At the moment I am content to use the treadmill we've got in the spare bedroom but in all honesty it's getting a little boring. Even blasting the Stranglers out to make it more interesting is only causing the neighbours to get annoyed about the noise as I have to have the tape player at number 11 to hear it over the treadmill!

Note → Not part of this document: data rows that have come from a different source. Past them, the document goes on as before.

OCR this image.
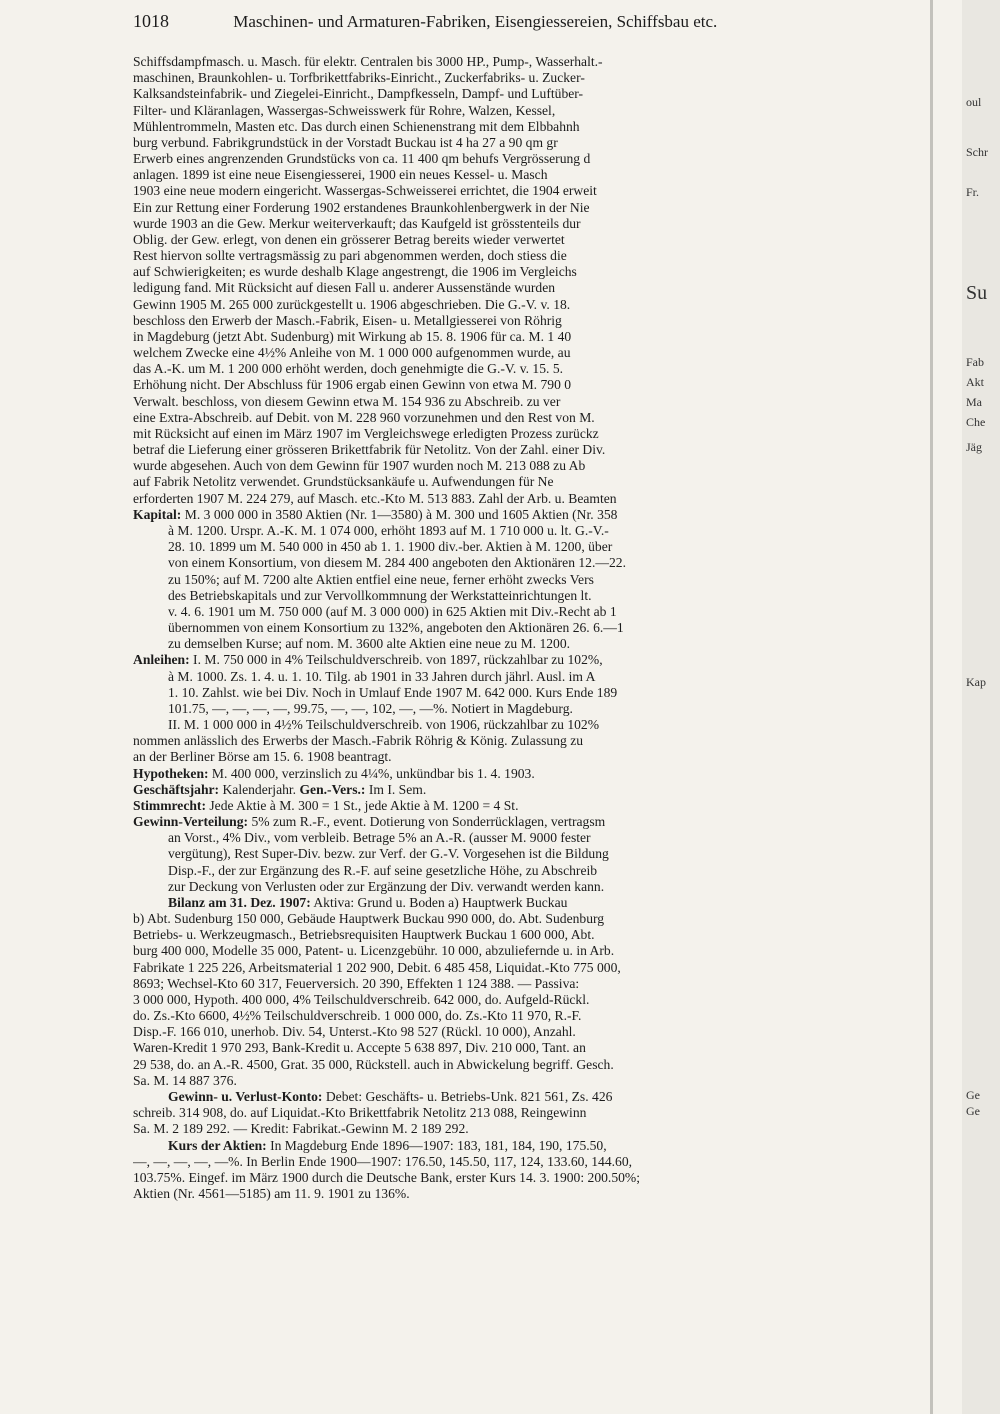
oul
Schr
Fr.
Su
Fab
Akt
Ma
Che
Jäg
Kap
Ge
Ge
1018	Maschinen- und Armaturen-Fabriken, Eisengiessereien, Schiffsbau etc.
Schiffsdampfmasch. u. Masch. für elektr. Centralen bis 3000 HP., Pump-, Wasserhalt.-
maschinen, Braunkohlen- u. Torfbrikettfabriks-Einricht., Zuckerfabriks- u. Zucker-
Kalksandsteinfabrik- und Ziegelei-Einricht., Dampfkesseln, Dampf- und Luftüber-
Filter- und Kläranlagen, Wassergas-Schweisswerk für Rohre, Walzen, Kessel,
Mühlentrommeln, Masten etc. Das durch einen Schienenstrang mit dem Elbbahnh
burg verbund. Fabrikgrundstück in der Vorstadt Buckau ist 4 ha 27 a 90 qm gr
Erwerb eines angrenzenden Grundstücks von ca. 11 400 qm behufs Vergrösserung d
anlagen. 1899 ist eine neue Eisengiesserei, 1900 ein neues Kessel- u. Masch
1903 eine neue modern eingericht. Wassergas-Schweisserei errichtet, die 1904 erweit
Ein zur Rettung einer Forderung 1902 erstandenes Braunkohlenbergwerk in der Nie
wurde 1903 an die Gew. Merkur weiterverkauft; das Kaufgeld ist grösstenteils dur
Oblig. der Gew. erlegt, von denen ein grösserer Betrag bereits wieder verwertet
Rest hiervon sollte vertragsmässig zu pari abgenommen werden, doch stiess die
auf Schwierigkeiten; es wurde deshalb Klage angestrengt, die 1906 im Vergleichs
ledigung fand. Mit Rücksicht auf diesen Fall u. anderer Aussenstände wurden
Gewinn 1905 M. 265 000 zurückgestellt u. 1906 abgeschrieben. Die G.-V. v. 18.
beschloss den Erwerb der Masch.-Fabrik, Eisen- u. Metallgiesserei von Röhrig
in Magdeburg (jetzt Abt. Sudenburg) mit Wirkung ab 15. 8. 1906 für ca. M. 1 40
welchem Zwecke eine 4½% Anleihe von M. 1 000 000 aufgenommen wurde, au
das A.-K. um M. 1 200 000 erhöht werden, doch genehmigte die G.-V. v. 15. 5.
Erhöhung nicht. Der Abschluss für 1906 ergab einen Gewinn von etwa M. 790 0
Verwalt. beschloss, von diesem Gewinn etwa M. 154 936 zu Abschreib. zu ver
eine Extra-Abschreib. auf Debit. von M. 228 960 vorzunehmen und den Rest von M.
mit Rücksicht auf einen im März 1907 im Vergleichswege erledigten Prozess zurückz
betraf die Lieferung einer grösseren Brikettfabrik für Netolitz. Von der Zahl. einer Div.
wurde abgesehen. Auch von dem Gewinn für 1907 wurden noch M. 213 088 zu Ab
auf Fabrik Netolitz verwendet. Grundstücksankäufe u. Aufwendungen für Ne
erforderten 1907 M. 224 279, auf Masch. etc.-Kto M. 513 883. Zahl der Arb. u. Beamten
Kapital: M. 3 000 000 in 3580 Aktien (Nr. 1—3580) à M. 300 und 1605 Aktien (Nr. 358
à M. 1200. Urspr. A.-K. M. 1 074 000, erhöht 1893 auf M. 1 710 000 u. lt. G.-V.-
28. 10. 1899 um M. 540 000 in 450 ab 1. 1. 1900 div.-ber. Aktien à M. 1200, über
von einem Konsortium, von diesem M. 284 400 angeboten den Aktionären 12.—22.
zu 150%; auf M. 7200 alte Aktien entfiel eine neue, ferner erhöht zwecks Vers
des Betriebskapitals und zur Vervollkommnung der Werkstatteinrichtungen lt.
v. 4. 6. 1901 um M. 750 000 (auf M. 3 000 000) in 625 Aktien mit Div.-Recht ab 1
übernommen von einem Konsortium zu 132%, angeboten den Aktionären 26. 6.—1
zu demselben Kurse; auf nom. M. 3600 alte Aktien eine neue zu M. 1200.
Anleihen: I. M. 750 000 in 4% Teilschuldverschreib. von 1897, rückzahlbar zu 102%,
à M. 1000. Zs. 1. 4. u. 1. 10. Tilg. ab 1901 in 33 Jahren durch jährl. Ausl. im A
1. 10. Zahlst. wie bei Div. Noch in Umlauf Ende 1907 M. 642 000. Kurs Ende 189
101.75, —, —, —, —, 99.75, —, —, 102, —, —%. Notiert in Magdeburg.
II. M. 1 000 000 in 4½% Teilschuldverschreib. von 1906, rückzahlbar zu 102%
nommen anlässlich des Erwerbs der Masch.-Fabrik Röhrig & König. Zulassung zu
an der Berliner Börse am 15. 6. 1908 beantragt.
Hypotheken: M. 400 000, verzinslich zu 4¼%, unkündbar bis 1. 4. 1903.
Geschäftsjahr: Kalenderjahr. Gen.-Vers.: Im I. Sem.
Stimmrecht: Jede Aktie à M. 300 = 1 St., jede Aktie à M. 1200 = 4 St.
Gewinn-Verteilung: 5% zum R.-F., event. Dotierung von Sonderrücklagen, vertragsm
an Vorst., 4% Div., vom verbleib. Betrage 5% an A.-R. (ausser M. 9000 fester
vergütung), Rest Super-Div. bezw. zur Verf. der G.-V. Vorgesehen ist die Bildung
Disp.-F., der zur Ergänzung des R.-F. auf seine gesetzliche Höhe, zu Abschreib
zur Deckung von Verlusten oder zur Ergänzung der Div. verwandt werden kann.
Bilanz am 31. Dez. 1907: Aktiva: Grund u. Boden a) Hauptwerk Buckau
b) Abt. Sudenburg 150 000, Gebäude Hauptwerk Buckau 990 000, do. Abt. Sudenburg
Betriebs- u. Werkzeugmasch., Betriebsrequisiten Hauptwerk Buckau 1 600 000, Abt.
burg 400 000, Modelle 35 000, Patent- u. Licenzgebühr. 10 000, abzuliefernde u. in Arb.
Fabrikate 1 225 226, Arbeitsmaterial 1 202 900, Debit. 6 485 458, Liquidat.-Kto 775 000,
8693; Wechsel-Kto 60 317, Feuerversich. 20 390, Effekten 1 124 388. — Passiva:
3 000 000, Hypoth. 400 000, 4% Teilschuldverschreib. 642 000, do. Aufgeld-Rückl.
do. Zs.-Kto 6600, 4½% Teilschuldverschreib. 1 000 000, do. Zs.-Kto 11 970, R.-F.
Disp.-F. 166 010, unerhob. Div. 54, Unterst.-Kto 98 527 (Rückl. 10 000), Anzahl.
Waren-Kredit 1 970 293, Bank-Kredit u. Accepte 5 638 897, Div. 210 000, Tant. an
29 538, do. an A.-R. 4500, Grat. 35 000, Rückstell. auch in Abwickelung begriff. Gesch.
Sa. M. 14 887 376.
Gewinn- u. Verlust-Konto: Debet: Geschäfts- u. Betriebs-Unk. 821 561, Zs. 426
schreib. 314 908, do. auf Liquidat.-Kto Brikettfabrik Netolitz 213 088, Reingewinn
Sa. M. 2 189 292. — Kredit: Fabrikat.-Gewinn M. 2 189 292.
Kurs der Aktien: In Magdeburg Ende 1896—1907: 183, 181, 184, 190, 175.50,
—, —, —, —, —%. In Berlin Ende 1900—1907: 176.50, 145.50, 117, 124, 133.60, 144.60,
103.75%. Eingef. im März 1900 durch die Deutsche Bank, erster Kurs 14. 3. 1900: 200.50%;
Aktien (Nr. 4561—5185) am 11. 9. 1901 zu 136%.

Anyway, I have noted the advice about taking it easy to start with and will hopefully keep this exercise kick going and build up to bigger and better things!

Cheers for all your help,

VFE.

Pilot Pete
17th Jul 2003, 23:00
I get plenty of junk emails claiming that I can build 'bigger and better things', if you like I could forward them to you!!!;)

PP

VFE
18th Jul 2003, 00:19
Would love to say there's no need but..... :(

Regardless, I have not got the money for augmentation at this stage but cheers for the thought. ;)

VFE.

aztruck
18th Jul 2003, 00:34
1 pound of fat is roughly 3500 calories. Depressing thought. basic metabolic rate around 1500 for a guy(again this varies but stay with me). Add in a session at the gym(4 mile run/a few weights) and you add 5-600 calories.
Cycle to the gym and back, take the stairs not the lift, walk to the tube/train and leave the car, and you're up to 2500 a day.
Leave a deficit of 500 calories a day and you will lose a pound a week- maybe more as your body builds muscle which will increase your metabolic rate.
You might be able to crash diet a few pounds by starvation but your body will have its revenge by slowing down your basic metabolic rate(it very sensibly assumes famine and therefore stores everything as fat....) resulting in you putting weight back on as soon as you even look at a slice of bread.
Take it slow and steady and the weight will stay off and you will stay healthy with plenty of energy.

Earthmover
18th Jul 2003, 03:27
I would highly recommend cycling. I do a daily circuit of the local country lanes with fairly hilly sections of about 7 miles - takes about 40-45 minutes. The great thing about the bike is the lack of impact stress (and the downhill sections!) Having been recently very unwell, I have needed to lose weight, so in just over 2 months with a combination of exercise and diet I have lost 7kgs. This I find unbelievable, since I have been trying to lose weight for years - but illness and a loss of one's medical tends to be a hell of a motivator!

Good luck - I am living (thank God!) proof that it can be done.

VFE
18th Jul 2003, 07:44
Thanks for the calorie info there Aztruck. Must confess to the crash course route for weight loss these past coupla days but your post explained (first time I have heard it explained anywhere actually!) why it's bad to do that so it's the steady mode from now on. I always thought the advice against crash dieting was just soft, namby pamby idealism running amock so it's good to hear the actual reason behind not doing it.

Used to cycle regularly too Earthmover but again, I somehow got out of that habbit too. What the hell happens to most blokes between the ages of 20 and 25???? I don't know many guys my age who exercise and eat/drink sensibly!

Defining moment in this decision to lose the flab was reading Rick Wakemans autobiography. He had a heart attack at age 25. Granted, he had a booze problem at the time but even so..... time to shape up me thinks! ;)

VFE.

Earthmover
18th Jul 2003, 09:11
Well VFE, I was the same at 20-25 because I thought I was both immortal and invincible! Now, at over twice the age, I know different - having just experienced Rick Wakeman's problem. It wakes you up a bit.

The important thing about exercise is that you don't have to burn yourself out and fall over backwards, purple-faced. You can get a heart-rate monitor (about£50) discover your own beneficial heart rate range for exercise (preferably from a professional, but the monitor instruction leaflet will probably give you an idea) and work in that range. Mine is 86-123 and I generally hit about 105 - without collapsing afterwards.

Everyone is different of course, but a good guide is speech - if you can talk easily while exercising then you are probably not working hard enough. If you can't speak at all then you are doing more than you need. If you can talk, but have to pause a bit between breaths to speak, then you've got it about right.

I have been a bit of a couch potato in the past and absolutely loathed exercise, but now, to my amused surprise, I actually enjoy it!